El mexicano Gonzalo Celorio (1948), nuevo Premio Cervantes, se inscribe dentro de una muy sólida tradición mexicana de escritores integrales que a la vez son académicos, altos funcionarios culturales y editoriales, humanistas, bibliófilos y polígrafos. En México esa tradición fue muy fértil en el siglo XIX y aun más en el siglo XX, desde que el gran José Vasconcelos, académico de la UNAM y ministro de Educación de la Revolución, se convirtiera en un maestro de juventudes, padre de la patria, que difundió a los clásicos en ediciones cuidadas para el pueblo y después dejó una obra vasta y brillante, en la que se destacan sus magníficas Memorias, iniciadas con el Ulises Criollo.
Después de él, ya con la revolución institucionalizada, se destacaron escritores funcionarios como Salvador Novo, Jaime Torres Bodet, José Gorostiza, Carlos Pellicer, Octavio Paz, Jaime García Terrés, Carlos Fuentes y tantos otros cuya lista sería interminable. Ya en la generación de Celorio figuran su gran amigo Hernán Lara Zavala, sobre quien escribe un libro en la actualidad, Carlos Montemayor, Guillermo Samperio, Vicente Quirarte, Adolfo Castañón, Evodio Escalante y tantos otros que han sido fieles a la literatura, a la crítica y al ensayo a lo largo de las décadas y embajadores y anfitriones en México de los escritores hispanoamericanos.
Desde la dirección de Difusión Cultural de la UNAM, Celorio y Lara Zavala desempeñaron un gran papel en la difusión de la literatura hispana y latinoamericana contemporánea y fueron quienes invitaron y recibieron a decenas y decenas de autores de todo el continente, que eran publicados en las prensas de la UNAM o invitados a las ferias del libro.
En ese marco, una noche estuve en alguna de aquellas fiestas que Celorio armaba para los autores invitados en su casa biblioteca, aquella vez con autores venezolanos, argentinos, peruanos, colombianos y de otras nacionalidades que antes de partir a Guadalajara recalaban en su casa para celebrar la llegada al gran país hermano del norte, el gran México prehispánico, barroco, surrealista y moderno al que todos desean llegar.

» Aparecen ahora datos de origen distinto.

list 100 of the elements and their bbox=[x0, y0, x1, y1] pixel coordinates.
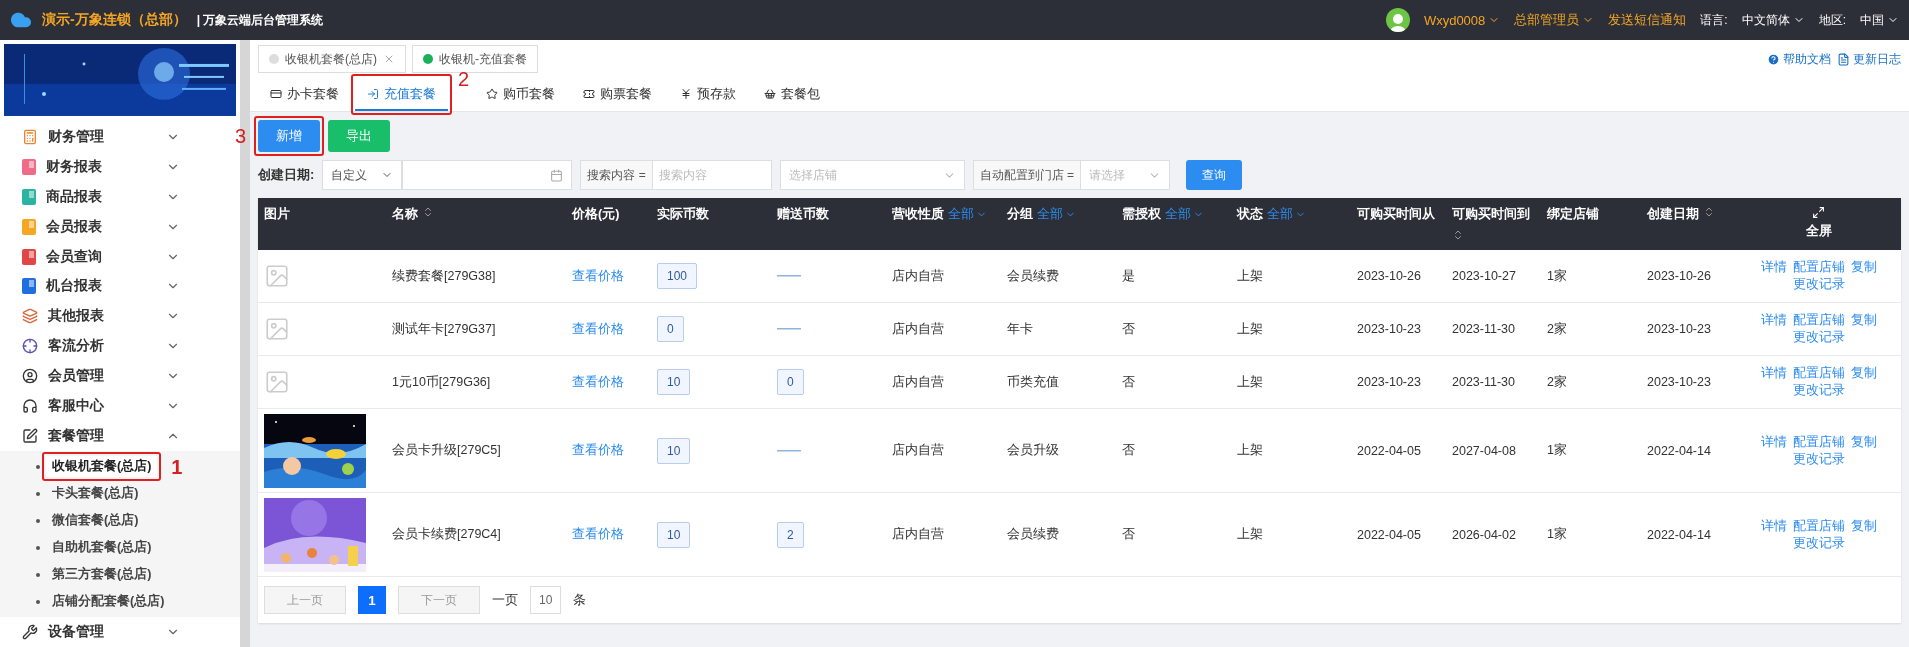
row-action-link[interactable]: 更改记录 bbox=[1792, 382, 1845, 399]
view-price-link[interactable]: 查看价格 bbox=[572, 320, 624, 338]
sidebar-item[interactable]: 会员报表 bbox=[0, 211, 240, 242]
language-menu[interactable]: 中文简体 bbox=[1741, 11, 1805, 29]
table-cell: 会员卡升级[279C5] bbox=[392, 442, 501, 459]
tab-status-dot bbox=[423, 54, 433, 64]
sidebar-item[interactable]: 商品报表 bbox=[0, 181, 240, 212]
row-action-link[interactable]: 复制 bbox=[1850, 365, 1877, 382]
row-action-link[interactable]: 复制 bbox=[1850, 517, 1877, 535]
row-action-link[interactable]: 配置店铺 bbox=[1792, 433, 1845, 451]
row-action-link[interactable]: 更改记录 bbox=[1792, 534, 1845, 552]
row-action-link[interactable]: 详情 bbox=[1760, 517, 1787, 535]
row-action-link[interactable]: 详情 bbox=[1760, 365, 1787, 382]
sort-icon[interactable] bbox=[1452, 228, 1464, 241]
table-cell: 2023-10-23 bbox=[1357, 322, 1421, 336]
fullscreen-button[interactable]: 全屏 bbox=[1736, 198, 1901, 250]
sidebar-item[interactable]: 会员管理 bbox=[0, 361, 240, 392]
table-cell: 2023-10-27 bbox=[1452, 269, 1516, 283]
page-size-unit: 条 bbox=[573, 591, 587, 609]
help-link[interactable]: 更新日志 bbox=[1837, 50, 1901, 68]
sub-tab[interactable]: 套餐包 bbox=[752, 78, 832, 111]
add-button[interactable]: 新增 bbox=[258, 120, 320, 152]
next-page-button[interactable]: 下一页 bbox=[398, 586, 480, 614]
sub-tab[interactable]: 办卡套餐 bbox=[258, 78, 351, 111]
row-action-link[interactable]: 复制 bbox=[1850, 312, 1877, 329]
page-size-field[interactable]: 10 bbox=[530, 586, 562, 614]
brand-title: 演示-万象连锁（总部） bbox=[42, 11, 187, 29]
column-filter[interactable]: 全部 bbox=[1165, 206, 1204, 223]
page-number[interactable]: 1 bbox=[358, 586, 386, 614]
date-mode-select[interactable]: 自定义 bbox=[322, 160, 403, 190]
row-action-link[interactable]: 详情 bbox=[1760, 259, 1787, 276]
view-price-link[interactable]: 查看价格 bbox=[572, 267, 624, 285]
sub-tab[interactable]: 购币套餐 bbox=[474, 78, 567, 111]
row-action-link[interactable]: 更改记录 bbox=[1792, 329, 1845, 346]
row-action-link[interactable]: 详情 bbox=[1760, 312, 1787, 329]
sidebar-item[interactable]: 会员查询 bbox=[0, 241, 240, 272]
wrench-icon bbox=[22, 624, 38, 641]
table-cell: 会员升级 bbox=[1007, 442, 1059, 459]
search-field[interactable]: 搜索内容 bbox=[651, 160, 772, 190]
sub-tab[interactable]: 充值套餐 bbox=[355, 78, 448, 111]
row-action-link[interactable]: 配置店铺 bbox=[1792, 365, 1845, 382]
sidebar-item[interactable]: 财务报表 bbox=[0, 151, 240, 182]
sms-notify-link[interactable]: 发送短信通知 bbox=[1608, 11, 1687, 29]
user-menu[interactable]: Wxyd0008 bbox=[1423, 12, 1501, 28]
table-cell: 1元10币[279G36] bbox=[392, 373, 491, 391]
sidebar-subitem[interactable]: 收银机套餐(总店) bbox=[46, 456, 158, 478]
sub-tab[interactable]: 预存款 bbox=[668, 78, 748, 111]
row-action-link[interactable]: 详情 bbox=[1760, 433, 1787, 451]
page-tab[interactable]: 收银机套餐(总店) bbox=[258, 45, 406, 73]
column-filter[interactable]: 全部 bbox=[948, 206, 987, 223]
help-icon bbox=[1767, 52, 1780, 66]
sidebar-item[interactable]: 客服中心 bbox=[0, 391, 240, 422]
sidebar-subitem[interactable]: 卡头套餐(总店) bbox=[46, 483, 145, 505]
table-cell: 否 bbox=[1122, 442, 1135, 459]
date-field[interactable] bbox=[402, 160, 573, 190]
sidebar-subitem[interactable]: 微信套餐(总店) bbox=[46, 510, 145, 532]
bullet-icon bbox=[36, 572, 40, 577]
row-action-link[interactable]: 复制 bbox=[1850, 259, 1877, 276]
help-link[interactable]: 帮助文档 bbox=[1767, 50, 1831, 68]
table-cell: 2022-04-14 bbox=[1647, 443, 1711, 458]
sidebar-item[interactable]: 套餐管理 bbox=[0, 421, 240, 452]
table-cell: 2022-04-05 bbox=[1357, 443, 1421, 458]
table-cell: 否 bbox=[1122, 526, 1135, 543]
row-action-link[interactable]: 配置店铺 bbox=[1792, 259, 1845, 276]
row-action-link[interactable]: 配置店铺 bbox=[1792, 312, 1845, 329]
region-menu[interactable]: 中国 bbox=[1860, 11, 1899, 29]
table-cell: 续费套餐[279G38] bbox=[392, 267, 496, 285]
query-button[interactable]: 查询 bbox=[1186, 160, 1243, 190]
avatar-icon[interactable] bbox=[1385, 8, 1410, 32]
sidebar-subitem[interactable]: 店铺分配套餐(总店) bbox=[46, 591, 171, 613]
sidebar-subitem[interactable]: 自助机套餐(总店) bbox=[46, 537, 158, 559]
view-price-link[interactable]: 查看价格 bbox=[572, 526, 624, 543]
column-header: 需授权 全部 bbox=[1116, 198, 1231, 250]
sidebar-item[interactable]: 设备管理 bbox=[0, 617, 240, 647]
table-cell: 1家 bbox=[1547, 526, 1567, 543]
view-price-link[interactable]: 查看价格 bbox=[572, 373, 624, 391]
row-action-link[interactable]: 配置店铺 bbox=[1792, 517, 1845, 535]
sidebar-subitem[interactable]: 第三方套餐(总店) bbox=[46, 564, 158, 586]
sidebar-item[interactable]: 客流分析 bbox=[0, 331, 240, 362]
sidebar-item[interactable]: 机台报表 bbox=[0, 271, 240, 302]
column-header: 名称 bbox=[386, 198, 566, 250]
table-cell: 店内自营 bbox=[892, 442, 944, 459]
edit-icon bbox=[22, 428, 38, 445]
sidebar-item[interactable]: 其他报表 bbox=[0, 301, 240, 332]
sort-icon[interactable] bbox=[1703, 206, 1715, 218]
column-filter[interactable]: 全部 bbox=[1037, 206, 1076, 223]
export-button[interactable]: 导出 bbox=[328, 120, 390, 152]
prev-page-button[interactable]: 上一页 bbox=[264, 586, 346, 614]
row-action-link[interactable]: 复制 bbox=[1850, 433, 1877, 451]
column-filter[interactable]: 全部 bbox=[1267, 206, 1306, 223]
page-tab[interactable]: 收银机-充值套餐 bbox=[412, 45, 538, 73]
page-size-label: 一页 bbox=[492, 591, 518, 609]
role-menu[interactable]: 总部管理员 bbox=[1514, 11, 1595, 29]
sub-tab[interactable]: 购票套餐 bbox=[571, 78, 664, 111]
sort-icon[interactable] bbox=[422, 206, 434, 218]
table-cell: 2022-04-05 bbox=[1357, 527, 1421, 542]
row-action-link[interactable]: 更改记录 bbox=[1792, 450, 1845, 468]
view-price-link[interactable]: 查看价格 bbox=[572, 442, 624, 459]
row-action-link[interactable]: 更改记录 bbox=[1792, 276, 1845, 293]
table-cell: 店内自营 bbox=[892, 373, 944, 391]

Me acuerdo que estaban entre otros los venezolanos Ednodio Quintero, José Balza, y Salvador Garmendia, el narrador que también fue gran amigo de otro Premio Cervantes reciente, el poeta Rafael Cadenas. También se encontraba allí la escritora argentina Luisa Valenzuela. Poco a poco la fiesta se animó y Celorio, de abuelos españoles e hijo de canaria que vivió en Cuba, animaba la fiesta con alegría caribeña, española y chilanga.
Ahí ocurrió algo que nunca he olvidado y me abrió la amistad con Salvador Garmendia (1928-2001), el de Memorias de Altagracia, hombre que llevaba el cabello y la barba muy largos y tenía la imagen de un escritor ruso decimonónico y un corazón rebelde de niño genial, al que le ocurrían sucesos extraordinarios.

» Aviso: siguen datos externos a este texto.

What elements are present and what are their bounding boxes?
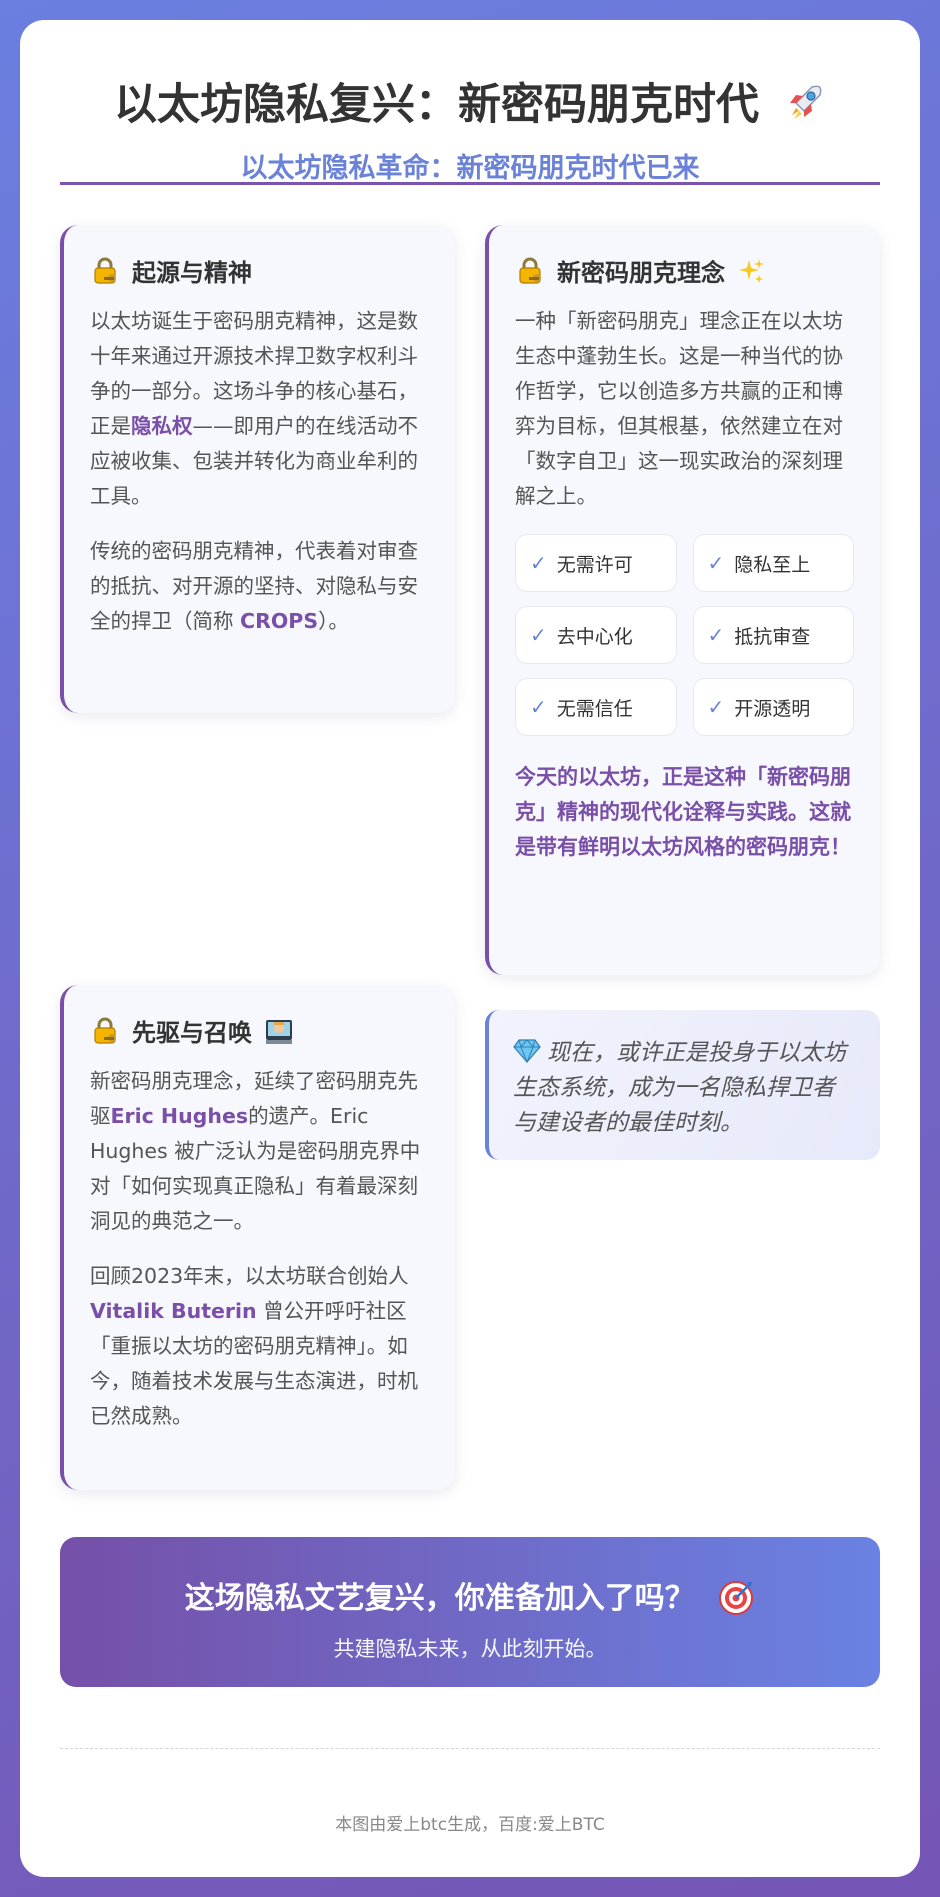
concept-card: 新密码朋克理念 一种「新密码朋克」理念正在以太坊生态中蓬勃生长。这是一种当代的协…	[485, 225, 880, 975]
eric-hughes-highlight: Eric Hughes	[110, 1104, 249, 1128]
check-icon: ✓	[707, 623, 725, 647]
origin-p2-tail: ）。	[318, 609, 349, 633]
page-subtitle: 以太坊隐私革命：新密码朋克时代已来	[240, 152, 700, 184]
gem-icon	[513, 1039, 541, 1064]
origin-paragraph-2: 传统的密码朋克精神，代表着对审查的抵抗、对开源的坚持、对隐私与安全的捍卫（简称 …	[90, 534, 429, 639]
footer-credit: 本图由爱上btc生成，百度:爱上BTC	[335, 1815, 605, 1835]
pioneers-p2-text: 回顾2023年末，以太坊联合创始人	[90, 1264, 409, 1288]
principles-grid: ✓ 无需许可 ✓ 隐私至上 ✓ 去中心化 ✓ 抵抗审查 ✓ 无需信任 ✓ 开源透明	[515, 534, 854, 736]
principle-label: 开源透明	[734, 697, 811, 720]
lock-key-icon	[519, 257, 541, 284]
privacy-right-highlight: 隐私权	[131, 414, 193, 438]
check-icon: ✓	[530, 551, 547, 575]
pioneers-paragraph-2: 回顾2023年末，以太坊联合创始人 Vitalik Buterin 曾公开呼吁社…	[90, 1259, 429, 1434]
target-icon	[719, 1581, 754, 1615]
cta-title: 这场隐私文艺复兴，你准备加入了吗？	[60, 1573, 880, 1617]
check-icon: ✓	[530, 695, 547, 719]
header-divider	[60, 182, 880, 185]
vitalik-highlight: Vitalik Buterin	[90, 1299, 257, 1323]
principle-item: ✓ 无需信任	[515, 678, 677, 736]
cta-subtitle: 共建隐私未来，从此刻开始。	[333, 1637, 607, 1661]
pioneers-heading-text: 先驱与召唤	[132, 1019, 252, 1047]
lock-key-icon	[94, 257, 116, 284]
principle-label: 去中心化	[556, 625, 633, 648]
principle-item: ✓ 隐私至上	[692, 534, 854, 592]
origin-heading: 起源与精神	[90, 253, 429, 288]
quote-text: 现在，或许正是投身于以太坊生态系统，成为一名隐私捍卫者与建设者的最佳时刻。	[513, 1040, 846, 1136]
quote-callout: 现在，或许正是投身于以太坊生态系统，成为一名隐私捍卫者与建设者的最佳时刻。	[485, 1010, 880, 1160]
check-icon: ✓	[707, 551, 725, 575]
principle-label: 抵抗审查	[734, 625, 811, 648]
concept-heading: 新密码朋克理念	[515, 253, 854, 288]
principle-item: ✓ 开源透明	[692, 678, 854, 736]
principle-label: 隐私至上	[734, 553, 811, 576]
concept-paragraph: 一种「新密码朋克」理念正在以太坊生态中蓬勃生长。这是一种当代的协作哲学，它以创造…	[515, 309, 843, 508]
main-card: 以太坊隐私复兴：新密码朋克时代 以太坊隐私革命：新密码朋克时代已来 起源与精神	[20, 20, 920, 1877]
principle-label: 无需许可	[556, 553, 633, 576]
origin-paragraph-1: 以太坊诞生于密码朋克精神，这是数十年来通过开源技术捍卫数字权利斗争的一部分。这场…	[90, 304, 429, 514]
cta-title-text: 这场隐私文艺复兴，你准备加入了吗？	[184, 1581, 695, 1616]
origin-card: 起源与精神 以太坊诞生于密码朋克精神，这是数十年来通过开源技术捍卫数字权利斗争的…	[60, 225, 455, 713]
page-title: 以太坊隐私复兴：新密码朋克时代	[60, 78, 880, 134]
cta-banner: 这场隐私文艺复兴，你准备加入了吗？ 共建隐私未来，从此刻开始。	[60, 1537, 880, 1687]
concept-heading-text: 新密码朋克理念	[557, 259, 725, 287]
principle-item: ✓ 无需许可	[515, 534, 677, 592]
pioneers-card: 先驱与召唤 新密码朋克理念，延续了密码朋克先驱Eric Hughes的遗产。Er…	[60, 985, 455, 1490]
hacker-icon	[266, 1019, 292, 1044]
pioneers-heading: 先驱与召唤	[90, 1013, 429, 1048]
origin-heading-text: 起源与精神	[132, 259, 252, 287]
page-title-text: 以太坊隐私复兴：新密码朋克时代	[114, 80, 759, 130]
lock-key-icon	[94, 1017, 116, 1044]
check-icon: ✓	[707, 695, 725, 719]
header: 以太坊隐私复兴：新密码朋克时代 以太坊隐私革命：新密码朋克时代已来	[60, 60, 880, 185]
principle-item: ✓ 去中心化	[515, 606, 677, 664]
principle-label: 无需信任	[556, 697, 633, 720]
sparkles-icon	[739, 258, 764, 283]
concept-emphasis: 今天的以太坊，正是这种「新密码朋克」精神的现代化诠释与实践。这就是带有鲜明以太坊…	[515, 765, 851, 859]
rocket-icon	[789, 85, 822, 119]
principle-item: ✓ 抵抗审查	[692, 606, 854, 664]
pioneers-paragraph-1: 新密码朋克理念，延续了密码朋克先驱Eric Hughes的遗产。Eric Hug…	[90, 1064, 429, 1239]
footer-divider	[60, 1748, 880, 1749]
crops-highlight: CROPS	[240, 609, 319, 633]
check-icon: ✓	[530, 623, 547, 647]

En medio de los vinos y los whiskys y las conversaciones apasionadas sobre literatura y vida, Salvador se sentó en un butacón como en el que se sienta ahora a sus venerables 77 años Gonzalo Celorio, y al hacerlo saltó desde las altas estanterías de libros de su biblioteca de 12.000 ejemplares un ídolo azteca de piedra que voló por los aires y cayó directamente sobre la cabeza del venezolano, que curtido por su juventud rebelde de provincia y sus aventuras, no resultó por fortuna herido ni afectado por ningún traumatismo craneoencefálico. Luisa Valenzuela y todos acudimos en su ayuda y pronto nos dimos cuenta que no había pasado nada y solo se trataba de un gesto del inframundo piramidal hacia el narrador venezolano.
Luego al otro día viajamos en un tren hacia Guadalajara y Celorio animó el viaje de todos con su gran elocuencia y gracia. Y ya en la ciudad, Garmendia y yo nos escapábamos de las largas sesiones de mesas redondas literarias para deambular por Guadalajara visitando los murales de Orozco y Siqueiros y el gigantesco mercado popular donde se veían enormes cabezas de vacas y cerdos y reses enteras en medio de la colorida algarabía de esa gran tierra jalisciense donde nacieron Juan Rulfo, Juan José Arreola y Fernando del Paso, entre tantos grandes autores mexicanos.
Celorio, que no figuraba entre los favoritos, dijo que está muy contento por este premio Cervantes inesperado y es consciente de la enorme y pesada “piedra” que, como la de Sísifo, significa el gran honor de estar en el elenco al lado del autores que él admira y leyó con pasión lectora desde su adolescencia.